La répression des peuples dominés a toujours été occultée par la presse française (plus apte à cibler les manquements des autres pays) et a toujours été justifiée par les institutions coloniales comme une « forme d’encadrement » plutôt qu’un pouvoir de violence. Or, comme l’explique très bien Florian Bobin, cette structure policière actuelle renvoie à des politiques bien plus anciennes : la police des Noirs, le Code de l’indigénat et toutes les politiques de contrôle des Noirs Africains dans la société française. [1] Retenons que la police des Noirs est elle-même instituée en 1777 sous la monarchie française, quelques années avant l’abolition de l’esclavage de 1848 dans les colonies. A l’époque, cette législation restrictive anticipe déjà l’expansion des idéologies indépendantistes des colonies et impose à des personnes dites « de couleur » le maintien de leur statut servile sur le sol français à leur arrivée.[2] Elle est ainsi créée, en opposition du principe du sol libre applicable, pour protéger les intérêts capitalistes du pouvoir, protéger l’administration coloniale et préserver les codes de l’empire de toute contestation sociale.

Pire dans les sociétés postcoloniales des Antilles, qui ont été elles-mêmes profondément construites sur la répression (c’est un fait à ne pas négliger lorsque l’on aborde les pratiques systématiques des institutions coloniales) ! Car ces sociétés se seraient acclimatées à l’usage de la force et de la violence d’Etat depuis des années. Toute leur histoire en témoigne : les grèves de Carbet, les grèves de Février 74, les grèves du Moule 1952 ou encore le chaos macabre de Mé 67 sont autant d’exemples multiples où l’intervention des forces de l’ordre a été répressive et criminelle. (Quatorze ans après le LKP, nous nous interrogeons toujours sur les auteurs de l’assassinat suspecte de l’une des têtes du mouvement de grève, Jacques Bino).

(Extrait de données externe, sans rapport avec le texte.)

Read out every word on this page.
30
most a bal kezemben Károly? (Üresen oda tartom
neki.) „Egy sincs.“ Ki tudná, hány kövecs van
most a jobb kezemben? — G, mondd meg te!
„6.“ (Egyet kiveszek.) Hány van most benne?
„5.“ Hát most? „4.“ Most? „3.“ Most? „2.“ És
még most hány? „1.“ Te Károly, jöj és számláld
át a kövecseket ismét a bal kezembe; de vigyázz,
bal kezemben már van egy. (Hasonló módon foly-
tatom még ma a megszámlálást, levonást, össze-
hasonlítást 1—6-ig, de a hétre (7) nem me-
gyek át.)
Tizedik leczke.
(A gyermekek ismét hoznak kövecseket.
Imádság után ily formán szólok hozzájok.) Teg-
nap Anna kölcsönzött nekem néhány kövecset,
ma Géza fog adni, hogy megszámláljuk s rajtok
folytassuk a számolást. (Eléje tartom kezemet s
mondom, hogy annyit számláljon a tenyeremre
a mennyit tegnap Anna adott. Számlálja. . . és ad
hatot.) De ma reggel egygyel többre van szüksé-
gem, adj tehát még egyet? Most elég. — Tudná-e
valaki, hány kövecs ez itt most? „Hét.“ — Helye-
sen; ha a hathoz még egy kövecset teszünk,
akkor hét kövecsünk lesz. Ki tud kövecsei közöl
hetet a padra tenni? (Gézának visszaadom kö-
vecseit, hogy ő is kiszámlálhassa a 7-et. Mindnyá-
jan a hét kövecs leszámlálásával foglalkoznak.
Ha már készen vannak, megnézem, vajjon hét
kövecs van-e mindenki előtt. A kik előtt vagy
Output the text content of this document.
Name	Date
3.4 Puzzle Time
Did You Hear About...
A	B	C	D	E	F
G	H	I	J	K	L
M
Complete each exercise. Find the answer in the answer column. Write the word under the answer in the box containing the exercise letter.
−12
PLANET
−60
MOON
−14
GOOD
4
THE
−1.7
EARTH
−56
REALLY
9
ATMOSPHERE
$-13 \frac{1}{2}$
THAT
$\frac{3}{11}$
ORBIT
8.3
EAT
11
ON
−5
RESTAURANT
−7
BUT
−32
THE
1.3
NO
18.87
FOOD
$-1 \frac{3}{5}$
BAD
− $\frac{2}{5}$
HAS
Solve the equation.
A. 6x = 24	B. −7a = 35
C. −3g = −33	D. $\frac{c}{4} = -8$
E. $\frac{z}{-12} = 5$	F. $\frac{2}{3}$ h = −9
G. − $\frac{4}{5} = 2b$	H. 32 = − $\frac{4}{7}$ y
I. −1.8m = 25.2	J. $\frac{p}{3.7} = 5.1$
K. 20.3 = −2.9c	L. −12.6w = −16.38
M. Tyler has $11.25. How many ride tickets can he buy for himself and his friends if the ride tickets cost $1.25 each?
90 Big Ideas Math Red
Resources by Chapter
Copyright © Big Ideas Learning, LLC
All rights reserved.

Il serait cohérent d’admettre que les violences policières aux Antilles ne peuvent être accidentelles : elles seraient plutôt orientées, façonnées, conçues et nourries déjà par des rapports de sujétions. Ici, la plus petite violence policière n’est pas si différente de la plus grande bavure, il s’agit toujours du même contexte de domination d’un peuple (le colonisateur) sur un autre (ledit colonisé). N’oublions pas que nous parlons ici d’un territoire comme la Guadeloupe où la majorité des gendarmes provient de la France Hegaxonale, et que supposément ces figures de l’ordre n’ont pas réellement de maitrise des codes culturels, des codes langagiers, ni une réelle connaissance de la langue du péyi où ils viennent exercer. C’est déjà autant symbolique que révélateur d’un gouvernement qui impose son autorité blanche, en adoptant une attitude coloniale. Personne ne l’ignore… En Guadeloupe ou en Martinique, muter des troupes en urgence à la moindre contestation sociale, c’est l’une des réponses systématiques de l’Etat.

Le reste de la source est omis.